Sinn Fein deputy leader Martin McGuinness has admitted for the first time that he would consider meeting the Queen of England.
Northern Ireland’s Deputy First Minister is expected to be invited to meet the British royal when she visits Ulster later this year as part of her diamond jubilee celebrations.
McGuinness’s Sinn Féin party declined to attend any of the functions when the Queen paid her first state visit to Ireland last year.
“Any decision will be a matter for the party but I want to been seen as a representative of all the people in Northern Ireland,” McGuinness told Irish state broadcaster RTE.
“I think it is important to recognise that I’m Deputy First Minister for all the people, not just
Republicans, Nationalists or those Catholics who think I should be supported in this administration.
“I want to be Deputy First Minister for everyone, for the Unionist people, for the Loyalists, for the Protestants, for the dissenters and those who don’t believe in anything.

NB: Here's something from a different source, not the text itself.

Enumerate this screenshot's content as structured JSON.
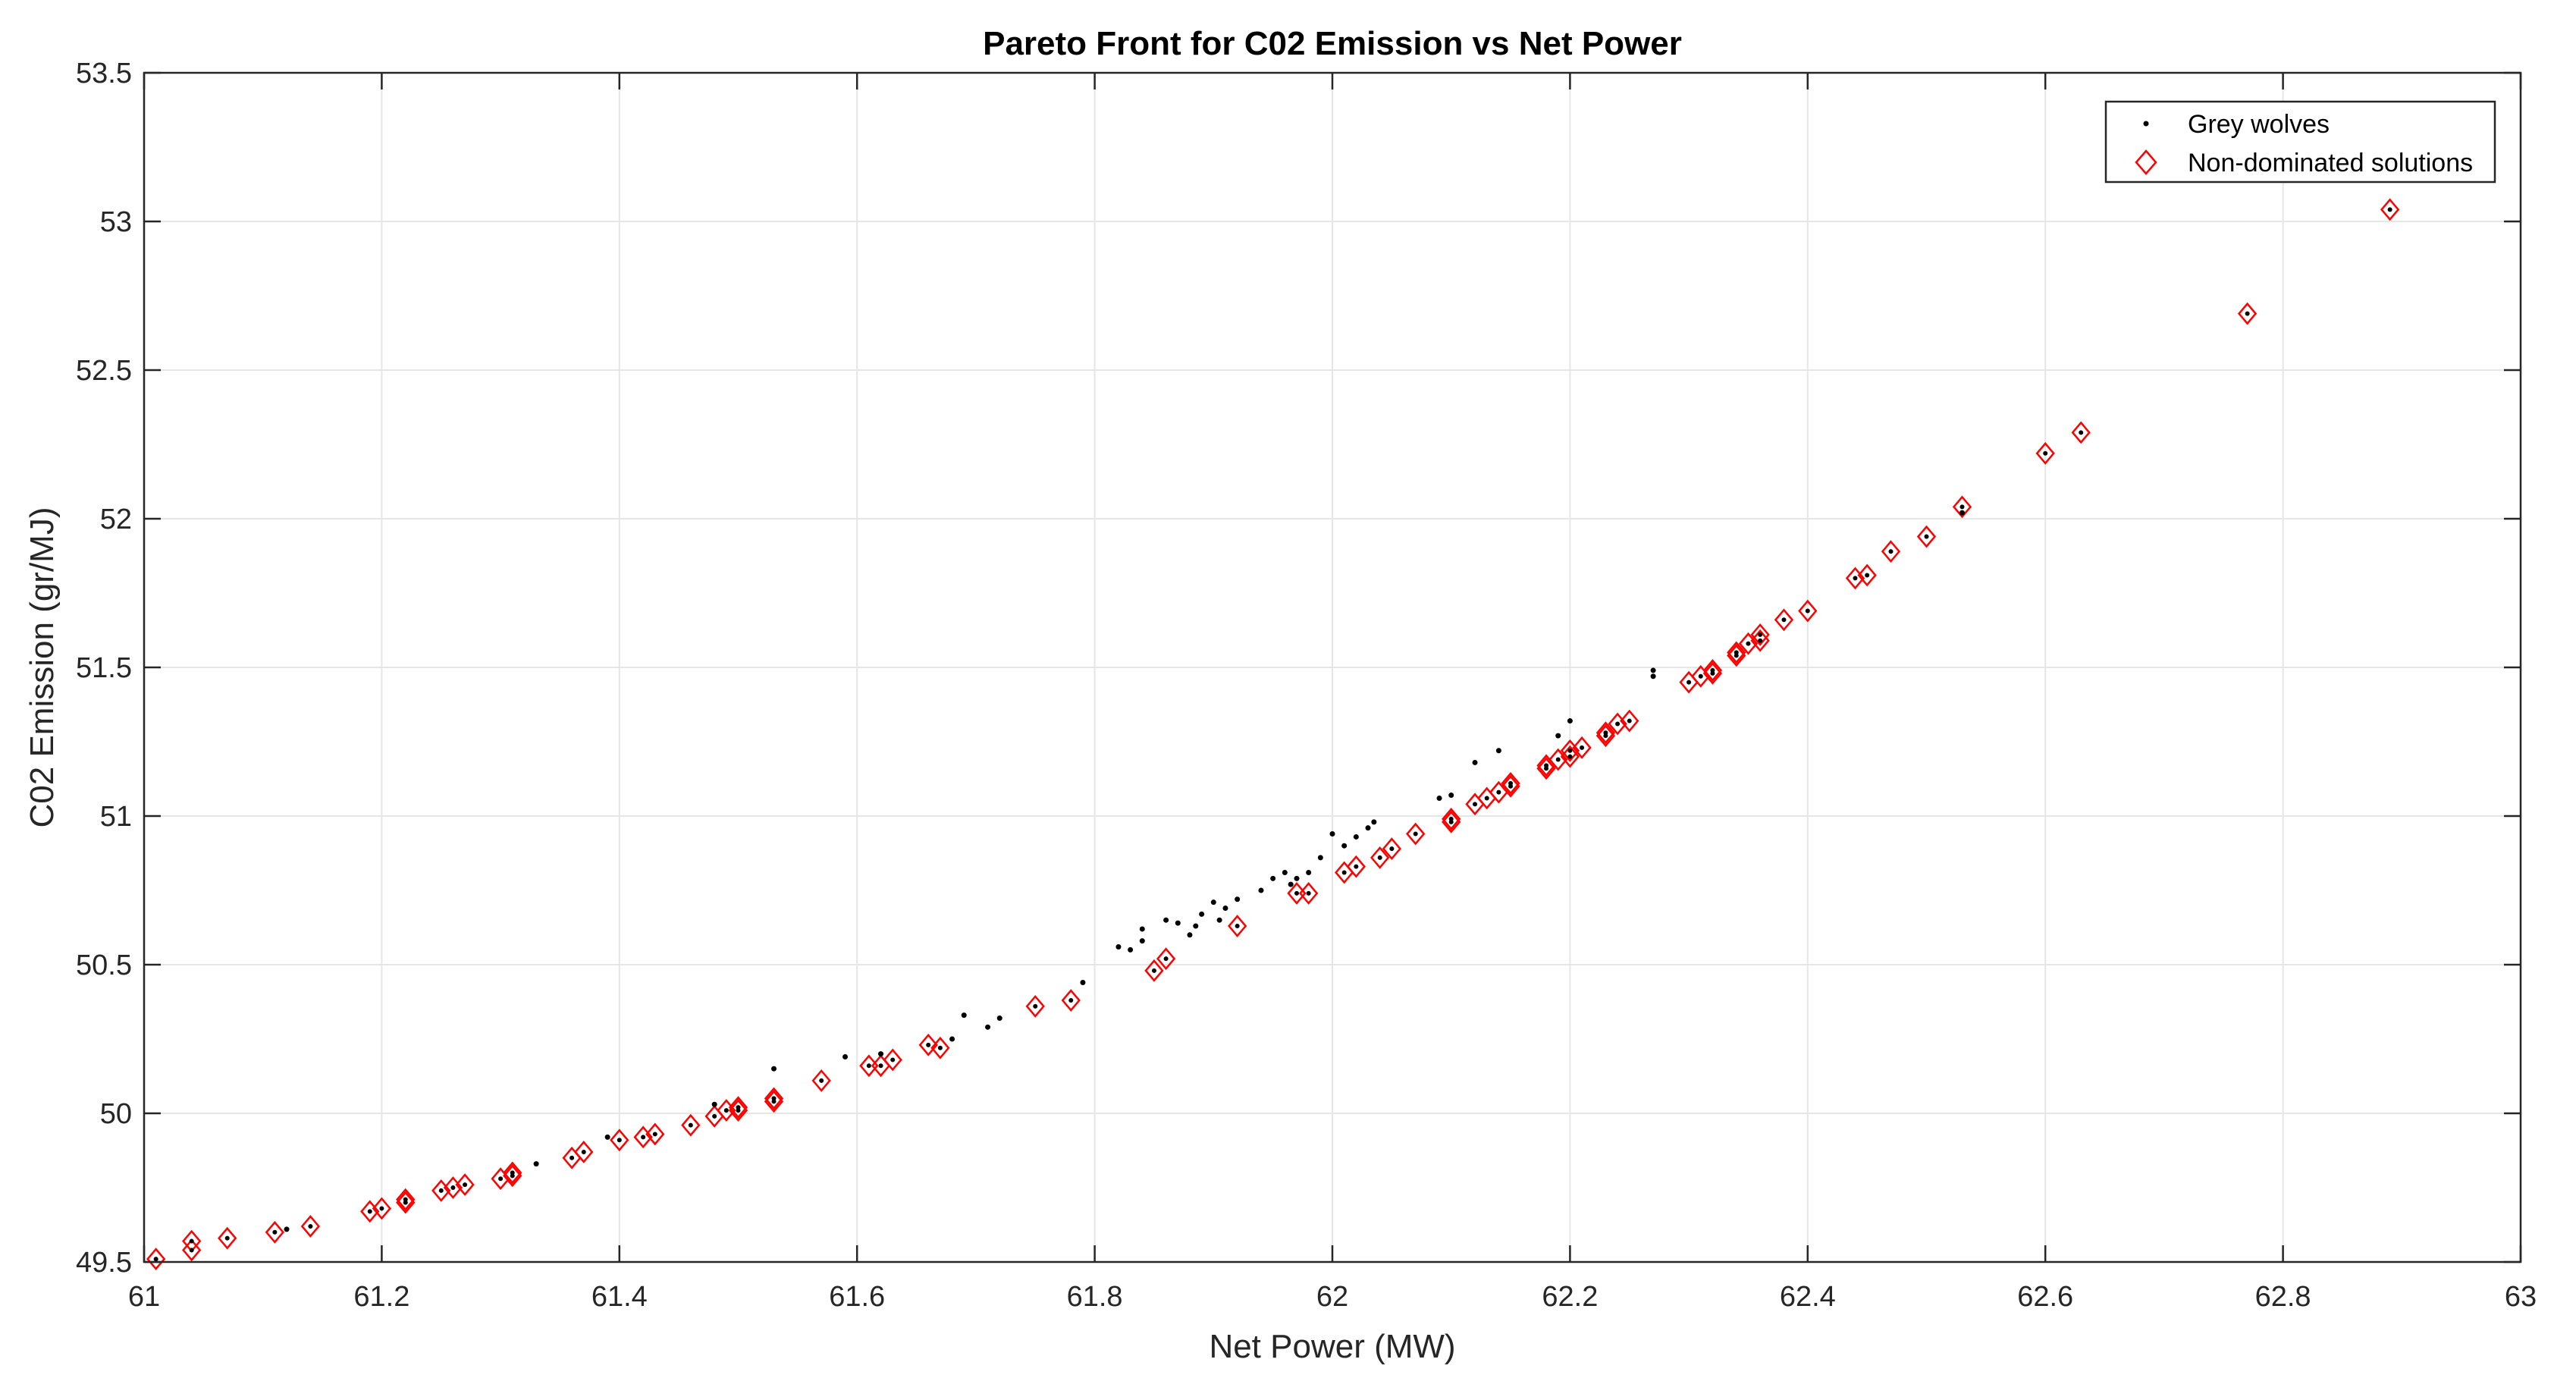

“As regards how we’d deal with the situation, there’ll be some dialogue and discussion about what we might have to deal with in the period ahead.
“I’m sure it’ll be done in a civilised and cordial fashion. Obviously, I’d have some of my own ideas of how we should approach such a situation.”
Asked about the Queen’s visit to Dublin, McGuinness said: “Was I pleased that she spoke Irish at Dublin Castle? I was.
“Was I pleased that she stood very reverently to honour those who had given their lives in the Easter Rising for Ireland’s freedom? I was impressed by that.
“But what was I most impressed with? I was most impressed with her speech in Dublin Castle when she talked about how we could all have wished that things could have been done differently or not at all.
“I think that when she said that it was her acknowledgement - this is my interpretation - that Britain could have done an awful lot of things better in the past.
“So all of that has to be taken into account before final decisions are made.”